102nd Annual Meeting of the Cordilleran Section, GSA, 81st Annual Meeting of the Pacific Section, AAPG, and the Western Regional Meeting of the Alaska Section, SPE (8–10 May 2006)

Paper No. 10
Presentation Time: 4:40 PM

CLASTS FROM WELL CORES AND PALYNOLOGY SUGGEST A MID TO LATE TURONIAN AGE FOR THE AVAK IMPACT FEATURE NEAR BARROW, ALASKA


BANET Jr, Arthur C., 3050 Flyway Ave, Anchorage, AK 99516, FENTON, J.P.G., Fugro Roberston Ltd, North Wales, LLandudno, LL30 1SA, United Kingdom and BUTHMAN, David, Anchorage, AK 99509, arthur.banet@mms.gov

The oldest exploration wells on the Alaska North Slope are near the village of Barrow and on the Simpson peninsula. These wells were drilled between about 1944 and 1955. Exploration wells, gravity and seismic data delineate a subsurface circular feature near Barrow, Alaska. The Avak well tested the central uplift and found pervasively fractured rocks, shatter cones, shocked quartz and both out of sequence and repeated stratigraphic units. This is the Avak impact feature. It is approximately 10 km. in diameter and is currently buried by about 1 km of sedimentary cover. The East and South Barrow gas fields flank the Avak feature.

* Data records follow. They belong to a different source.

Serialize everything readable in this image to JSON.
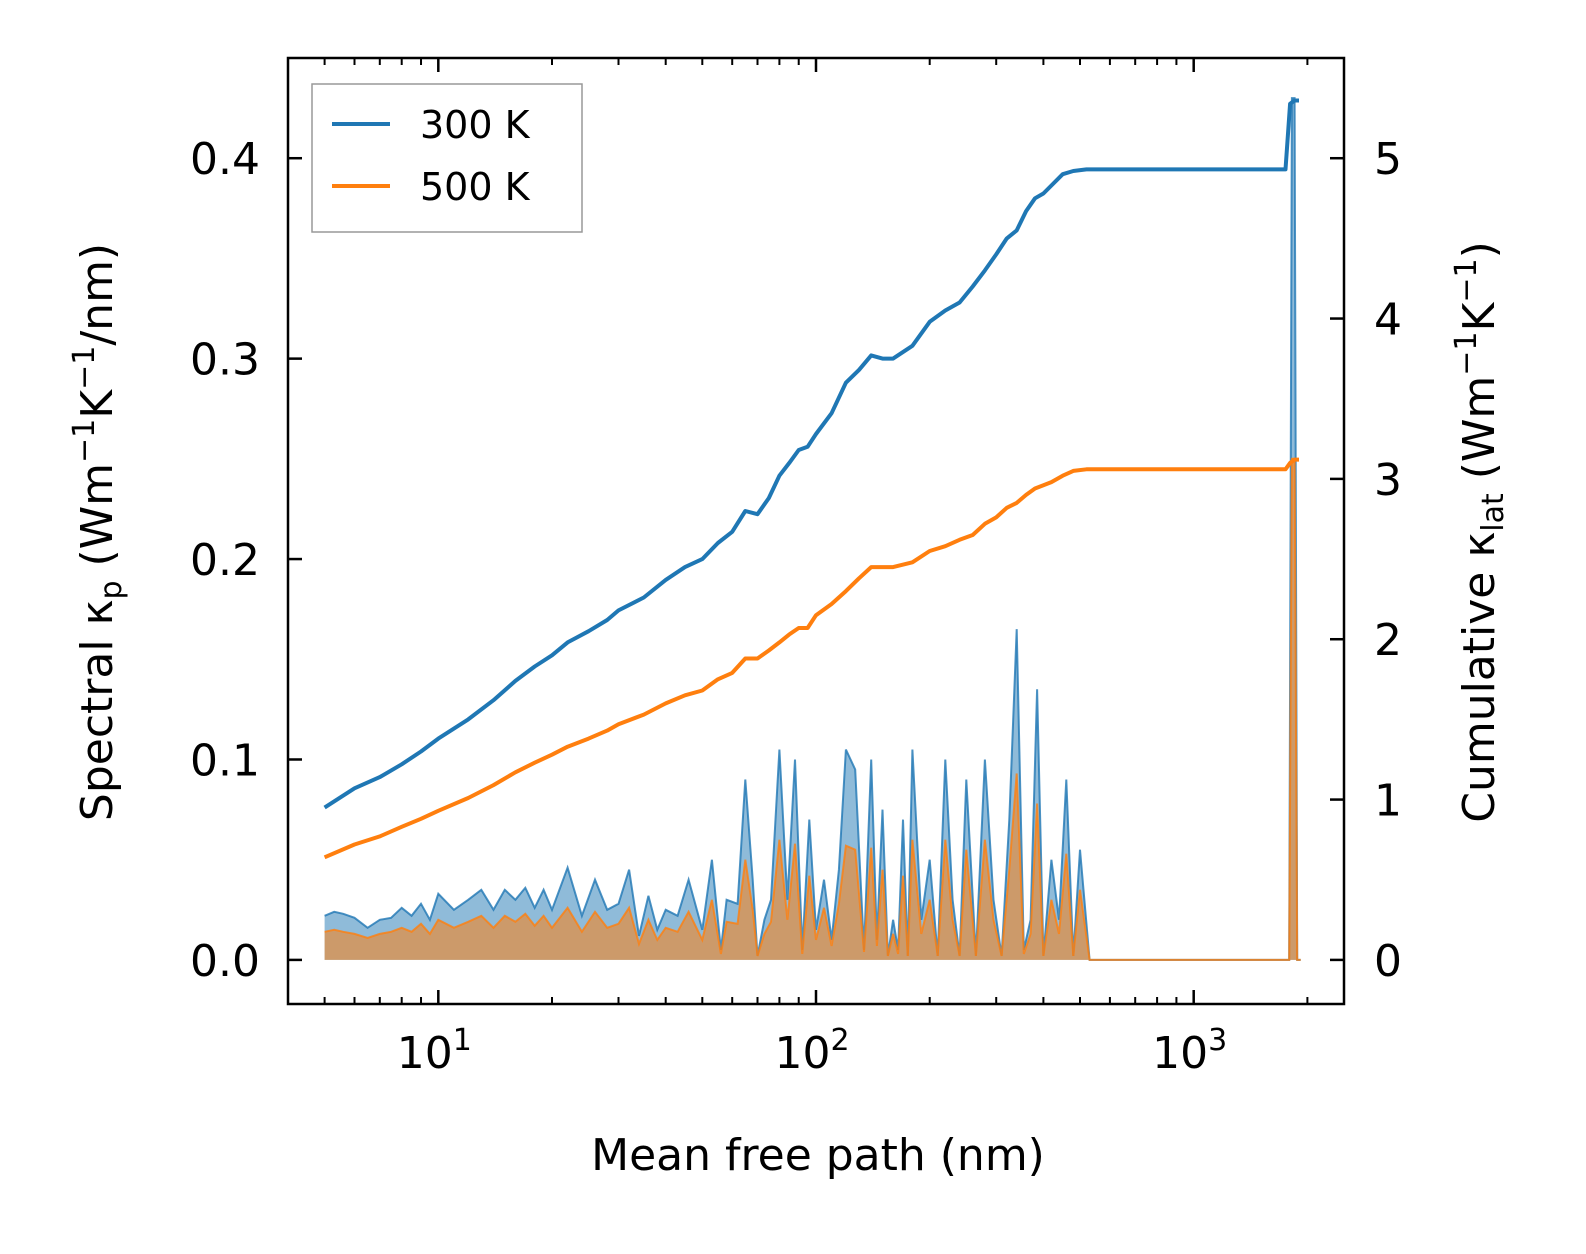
{
  "chart_data": {
    "type": "line",
    "xscale": "log",
    "xlim": [
      4.0,
      2500
    ],
    "ylim_left": [
      -0.022,
      0.45
    ],
    "ylim_right": [
      -0.275,
      5.625
    ],
    "xlabel": "Mean free path (nm)",
    "ylabel_left": {
      "prefix": "Spectral κ",
      "sub": "p",
      "mid": " (Wm",
      "sup1": "−1",
      "k": "K",
      "sup2": "−1",
      "tail": "/nm)"
    },
    "ylabel_right": {
      "prefix": "Cumulative κ",
      "sub": "lat",
      "mid": " (Wm",
      "sup1": "−1",
      "k": "K",
      "sup2": "−1",
      "tail": ")"
    },
    "x_ticks": [
      {
        "value": 10,
        "base": "10",
        "exp": "1"
      },
      {
        "value": 100,
        "base": "10",
        "exp": "2"
      },
      {
        "value": 1000,
        "base": "10",
        "exp": "3"
      }
    ],
    "y_left_ticks": [
      {
        "value": 0.0,
        "label": "0.0"
      },
      {
        "value": 0.1,
        "label": "0.1"
      },
      {
        "value": 0.2,
        "label": "0.2"
      },
      {
        "value": 0.3,
        "label": "0.3"
      },
      {
        "value": 0.4,
        "label": "0.4"
      }
    ],
    "y_right_ticks": [
      {
        "value": 0,
        "label": "0"
      },
      {
        "value": 1,
        "label": "1"
      },
      {
        "value": 2,
        "label": "2"
      },
      {
        "value": 3,
        "label": "3"
      },
      {
        "value": 4,
        "label": "4"
      },
      {
        "value": 5,
        "label": "5"
      }
    ],
    "legend": {
      "location": "upper-left",
      "entries": [
        {
          "label": "300 K",
          "color": "#1f77b4"
        },
        {
          "label": "500 K",
          "color": "#ff7f0e"
        }
      ]
    },
    "series": [
      {
        "name": "300 K",
        "color": "#1f77b4",
        "cumulative": {
          "x": [
            5,
            6,
            7,
            8,
            9,
            10,
            12,
            14,
            16,
            18,
            20,
            22,
            25,
            28,
            30,
            35,
            40,
            45,
            50,
            55,
            60,
            65,
            70,
            75,
            80,
            85,
            90,
            95,
            100,
            110,
            120,
            130,
            140,
            150,
            160,
            180,
            200,
            220,
            240,
            260,
            280,
            300,
            320,
            340,
            360,
            380,
            400,
            420,
            450,
            480,
            520,
            560,
            1750,
            1800,
            1850,
            1900
          ],
          "y": [
            0.95,
            1.07,
            1.14,
            1.22,
            1.3,
            1.38,
            1.5,
            1.62,
            1.74,
            1.83,
            1.9,
            1.98,
            2.05,
            2.12,
            2.18,
            2.26,
            2.37,
            2.45,
            2.5,
            2.6,
            2.67,
            2.8,
            2.78,
            2.88,
            3.02,
            3.1,
            3.18,
            3.2,
            3.28,
            3.41,
            3.6,
            3.68,
            3.77,
            3.75,
            3.75,
            3.83,
            3.98,
            4.05,
            4.1,
            4.2,
            4.3,
            4.4,
            4.5,
            4.55,
            4.67,
            4.75,
            4.78,
            4.83,
            4.9,
            4.92,
            4.93,
            4.93,
            4.93,
            5.34,
            5.36,
            5.36
          ]
        },
        "spectral": {
          "x": [
            5,
            5.3,
            5.6,
            6,
            6.5,
            7,
            7.5,
            8,
            8.5,
            9,
            9.5,
            10,
            11,
            12,
            13,
            14,
            15,
            16,
            17,
            18,
            19,
            20,
            22,
            24,
            26,
            28,
            30,
            32,
            34,
            36,
            38,
            40,
            43,
            46,
            50,
            53,
            56,
            58,
            62,
            65,
            68,
            70,
            73,
            76,
            80,
            84,
            88,
            92,
            96,
            100,
            105,
            110,
            115,
            120,
            127,
            134,
            140,
            145,
            150,
            155,
            160,
            165,
            170,
            175,
            180,
            190,
            200,
            210,
            220,
            230,
            240,
            250,
            265,
            280,
            295,
            310,
            325,
            340,
            355,
            370,
            385,
            400,
            420,
            440,
            460,
            480,
            500,
            530,
            560,
            600,
            700,
            1000,
            1500,
            1750,
            1790,
            1820,
            1850,
            1880,
            1920
          ],
          "y": [
            0.022,
            0.024,
            0.023,
            0.021,
            0.016,
            0.02,
            0.021,
            0.026,
            0.022,
            0.028,
            0.02,
            0.033,
            0.025,
            0.03,
            0.035,
            0.025,
            0.035,
            0.03,
            0.036,
            0.026,
            0.035,
            0.025,
            0.046,
            0.022,
            0.04,
            0.025,
            0.028,
            0.045,
            0.012,
            0.032,
            0.015,
            0.025,
            0.022,
            0.04,
            0.015,
            0.05,
            0.005,
            0.03,
            0.028,
            0.09,
            0.04,
            0.002,
            0.02,
            0.03,
            0.105,
            0.03,
            0.1,
            0.005,
            0.07,
            0.015,
            0.04,
            0.01,
            0.045,
            0.105,
            0.095,
            0.005,
            0.1,
            0.01,
            0.075,
            0.002,
            0.02,
            0.005,
            0.07,
            0.002,
            0.105,
            0.02,
            0.05,
            0.002,
            0.1,
            0.03,
            0.002,
            0.09,
            0.002,
            0.1,
            0.03,
            0.002,
            0.07,
            0.165,
            0.005,
            0.02,
            0.135,
            0.002,
            0.05,
            0.02,
            0.09,
            0.002,
            0.055,
            0.0,
            0.0,
            0.0,
            0.0,
            0.0,
            0.0,
            0.0,
            0.0,
            0.43,
            0.43,
            0.0,
            0.0
          ]
        }
      },
      {
        "name": "500 K",
        "color": "#ff7f0e",
        "cumulative": {
          "x": [
            5,
            6,
            7,
            8,
            9,
            10,
            12,
            14,
            16,
            18,
            20,
            22,
            25,
            28,
            30,
            35,
            40,
            45,
            50,
            55,
            60,
            65,
            70,
            75,
            80,
            85,
            90,
            95,
            100,
            110,
            120,
            130,
            140,
            150,
            160,
            180,
            200,
            220,
            240,
            260,
            280,
            300,
            320,
            340,
            360,
            380,
            400,
            420,
            450,
            480,
            520,
            560,
            1750,
            1800,
            1850,
            1900
          ],
          "y": [
            0.64,
            0.72,
            0.77,
            0.83,
            0.88,
            0.93,
            1.01,
            1.09,
            1.17,
            1.23,
            1.28,
            1.33,
            1.38,
            1.43,
            1.47,
            1.53,
            1.6,
            1.65,
            1.68,
            1.75,
            1.79,
            1.88,
            1.88,
            1.93,
            1.98,
            2.03,
            2.07,
            2.07,
            2.15,
            2.22,
            2.3,
            2.38,
            2.45,
            2.45,
            2.45,
            2.48,
            2.55,
            2.58,
            2.62,
            2.65,
            2.72,
            2.76,
            2.82,
            2.85,
            2.9,
            2.94,
            2.96,
            2.98,
            3.02,
            3.05,
            3.06,
            3.06,
            3.06,
            3.1,
            3.12,
            3.12
          ]
        },
        "spectral": {
          "x": [
            5,
            5.3,
            5.6,
            6,
            6.5,
            7,
            7.5,
            8,
            8.5,
            9,
            9.5,
            10,
            11,
            12,
            13,
            14,
            15,
            16,
            17,
            18,
            19,
            20,
            22,
            24,
            26,
            28,
            30,
            32,
            34,
            36,
            38,
            40,
            43,
            46,
            50,
            53,
            56,
            58,
            62,
            65,
            68,
            70,
            73,
            76,
            80,
            84,
            88,
            92,
            96,
            100,
            105,
            110,
            115,
            120,
            127,
            134,
            140,
            145,
            150,
            155,
            160,
            165,
            170,
            175,
            180,
            190,
            200,
            210,
            220,
            230,
            240,
            250,
            265,
            280,
            295,
            310,
            325,
            340,
            355,
            370,
            385,
            400,
            420,
            440,
            460,
            480,
            500,
            530,
            560,
            600,
            700,
            1000,
            1500,
            1750,
            1790,
            1820,
            1850,
            1880,
            1920
          ],
          "y": [
            0.014,
            0.015,
            0.014,
            0.013,
            0.011,
            0.013,
            0.014,
            0.016,
            0.014,
            0.018,
            0.013,
            0.02,
            0.016,
            0.019,
            0.022,
            0.016,
            0.022,
            0.019,
            0.023,
            0.017,
            0.022,
            0.016,
            0.026,
            0.014,
            0.024,
            0.016,
            0.018,
            0.026,
            0.008,
            0.02,
            0.01,
            0.016,
            0.014,
            0.024,
            0.01,
            0.03,
            0.003,
            0.019,
            0.018,
            0.05,
            0.025,
            0.002,
            0.013,
            0.019,
            0.06,
            0.02,
            0.058,
            0.003,
            0.042,
            0.01,
            0.026,
            0.007,
            0.028,
            0.057,
            0.055,
            0.004,
            0.056,
            0.007,
            0.045,
            0.002,
            0.013,
            0.003,
            0.042,
            0.002,
            0.06,
            0.013,
            0.03,
            0.002,
            0.06,
            0.02,
            0.002,
            0.055,
            0.002,
            0.06,
            0.02,
            0.002,
            0.045,
            0.093,
            0.003,
            0.013,
            0.078,
            0.002,
            0.03,
            0.013,
            0.053,
            0.002,
            0.035,
            0.0,
            0.0,
            0.0,
            0.0,
            0.0,
            0.0,
            0.0,
            0.0,
            0.25,
            0.25,
            0.0,
            0.0
          ]
        }
      }
    ]
  }
}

Examinations of the comparatively shallow Simpson core tests, drilled approximately 50 to 70 km. southeast of the Avak impact site, show there is an assemblage of exotic rock fragments, a breccia, within a section of marine mud and sand. These rock fragments are rounded to angular in shape. They include limestone, black platy shale, red to brown siltstone, chert and quartzite pebbles in sizes up to about 5 cm. These exotic rock fragments occur within the marine mudstone of the Seabee Formation and within poorly sorted, disorganized sands which lack sedimentary structures. Palynology shows the gray mudstone is Turonian to Coniacian. Matrix surrounding the exotic clasts is middle to late Turonian. The sands may represent chaotic surge or tsunami deposition, which is coincidental with a nearby marine impact. The breccia clasts and matrix overlie late Albian litharenties of the Nanushuk Formation.